There are so many ways to express this spirit. And Paul lists several, showing the importance of each. There are first of all, apostles, the greatest figures in the church. They were the ones who had the closest contact with Jesus in the days of his flesh and the days of his risen power. There are the prophets - these are the preachers. They don’t so much foretell the future but rather tell forth clearly the message of the apostles. There are teachers who had to instruct the fundamental truths. There are helpers - all those who do the work of helping others, caring for the poor, the orphan, the widow and stranger. The church was from the beginning practical. Finally, Paul speaks of the administrators - the Greek word here means pilot or helmsman. It is the word in the famous scholastic honorary society M#5 - M48@F@N\V #4@h 5L$,DbZJZl - love of wisdom, the helmsman of life.

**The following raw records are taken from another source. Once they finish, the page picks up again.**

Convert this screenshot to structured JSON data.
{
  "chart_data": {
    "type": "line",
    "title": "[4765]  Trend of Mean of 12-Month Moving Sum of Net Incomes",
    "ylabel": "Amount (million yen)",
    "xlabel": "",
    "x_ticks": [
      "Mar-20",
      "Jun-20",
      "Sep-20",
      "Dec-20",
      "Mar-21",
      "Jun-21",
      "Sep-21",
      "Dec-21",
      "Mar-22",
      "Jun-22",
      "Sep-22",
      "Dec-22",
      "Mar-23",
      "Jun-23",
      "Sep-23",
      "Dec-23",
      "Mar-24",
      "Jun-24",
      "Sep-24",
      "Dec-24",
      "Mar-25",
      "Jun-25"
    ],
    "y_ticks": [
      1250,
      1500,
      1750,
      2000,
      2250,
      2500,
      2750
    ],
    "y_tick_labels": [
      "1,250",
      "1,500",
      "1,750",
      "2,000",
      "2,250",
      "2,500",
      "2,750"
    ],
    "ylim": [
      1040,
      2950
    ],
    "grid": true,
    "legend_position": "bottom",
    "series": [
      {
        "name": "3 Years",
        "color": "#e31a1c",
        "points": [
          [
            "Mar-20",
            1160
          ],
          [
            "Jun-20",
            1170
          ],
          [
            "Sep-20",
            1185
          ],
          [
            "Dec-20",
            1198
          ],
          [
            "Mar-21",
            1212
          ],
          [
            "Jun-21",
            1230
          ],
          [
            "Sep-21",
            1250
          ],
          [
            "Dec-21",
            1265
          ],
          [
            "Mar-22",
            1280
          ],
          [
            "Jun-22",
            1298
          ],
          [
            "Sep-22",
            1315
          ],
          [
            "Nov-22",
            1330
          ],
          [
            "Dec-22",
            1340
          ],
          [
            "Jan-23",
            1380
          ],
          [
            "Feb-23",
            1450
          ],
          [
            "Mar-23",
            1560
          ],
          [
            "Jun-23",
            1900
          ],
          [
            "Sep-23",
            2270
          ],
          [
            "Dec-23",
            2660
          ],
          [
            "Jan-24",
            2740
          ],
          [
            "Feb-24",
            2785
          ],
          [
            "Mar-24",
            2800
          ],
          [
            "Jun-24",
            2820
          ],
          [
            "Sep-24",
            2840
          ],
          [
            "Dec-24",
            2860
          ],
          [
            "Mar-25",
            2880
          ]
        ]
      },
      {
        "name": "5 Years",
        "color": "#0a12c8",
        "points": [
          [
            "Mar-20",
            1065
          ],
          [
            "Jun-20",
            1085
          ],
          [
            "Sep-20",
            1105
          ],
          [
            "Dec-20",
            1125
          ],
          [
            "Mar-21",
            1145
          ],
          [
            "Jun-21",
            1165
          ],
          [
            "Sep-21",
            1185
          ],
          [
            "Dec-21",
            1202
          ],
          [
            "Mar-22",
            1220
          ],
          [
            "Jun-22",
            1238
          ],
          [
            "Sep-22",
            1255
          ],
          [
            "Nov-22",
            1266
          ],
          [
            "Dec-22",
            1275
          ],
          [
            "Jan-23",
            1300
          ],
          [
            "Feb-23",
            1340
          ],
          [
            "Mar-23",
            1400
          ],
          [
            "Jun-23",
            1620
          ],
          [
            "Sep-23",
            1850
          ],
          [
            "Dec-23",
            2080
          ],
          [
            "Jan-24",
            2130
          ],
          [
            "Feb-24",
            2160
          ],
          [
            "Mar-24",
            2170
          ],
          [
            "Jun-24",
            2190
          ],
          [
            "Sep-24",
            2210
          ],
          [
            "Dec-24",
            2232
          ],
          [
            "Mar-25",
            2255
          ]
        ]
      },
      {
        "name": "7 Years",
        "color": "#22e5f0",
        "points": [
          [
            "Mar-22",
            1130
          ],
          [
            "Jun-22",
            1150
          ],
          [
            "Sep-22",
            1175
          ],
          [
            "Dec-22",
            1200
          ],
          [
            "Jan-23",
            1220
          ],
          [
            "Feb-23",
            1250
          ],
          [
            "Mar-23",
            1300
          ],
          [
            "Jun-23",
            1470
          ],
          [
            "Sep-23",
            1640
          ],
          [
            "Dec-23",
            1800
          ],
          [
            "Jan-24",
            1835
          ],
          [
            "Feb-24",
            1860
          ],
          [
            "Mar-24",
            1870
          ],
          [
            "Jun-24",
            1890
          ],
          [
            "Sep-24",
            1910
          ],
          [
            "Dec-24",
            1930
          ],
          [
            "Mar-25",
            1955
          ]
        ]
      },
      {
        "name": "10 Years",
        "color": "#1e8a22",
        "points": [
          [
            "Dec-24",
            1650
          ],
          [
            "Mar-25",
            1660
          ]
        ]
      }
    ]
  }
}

There are those in the church whose job it is to steer the ship through shoals to harbor.
The church has all these members, all these functions, all these tasks - but through them all must be the Spirit of Christ. But the church, we of His church, are His body, if we but discern the body properly.
He has no hands but our hands
To do His work today;
He has no feet but our feet.
To lead to men in His way;
He has no voice but our voice
To tell men how He died
He has no help but our help
To lead them to His side.
That is why Paul tells us the more excellent way to express this spirit, the way of love. For God is love - He so loved the world that He gave His Son - and Christ is love - He gave Himself for us - and we, we as members of the Church of Christ, must unite in love - discern the body - see the church, ourselves, united as the body of Christ.
As we celebrate the Lord’s Supper, let us remember this - and unite in the love of Christ and the fellowship of His Spirit.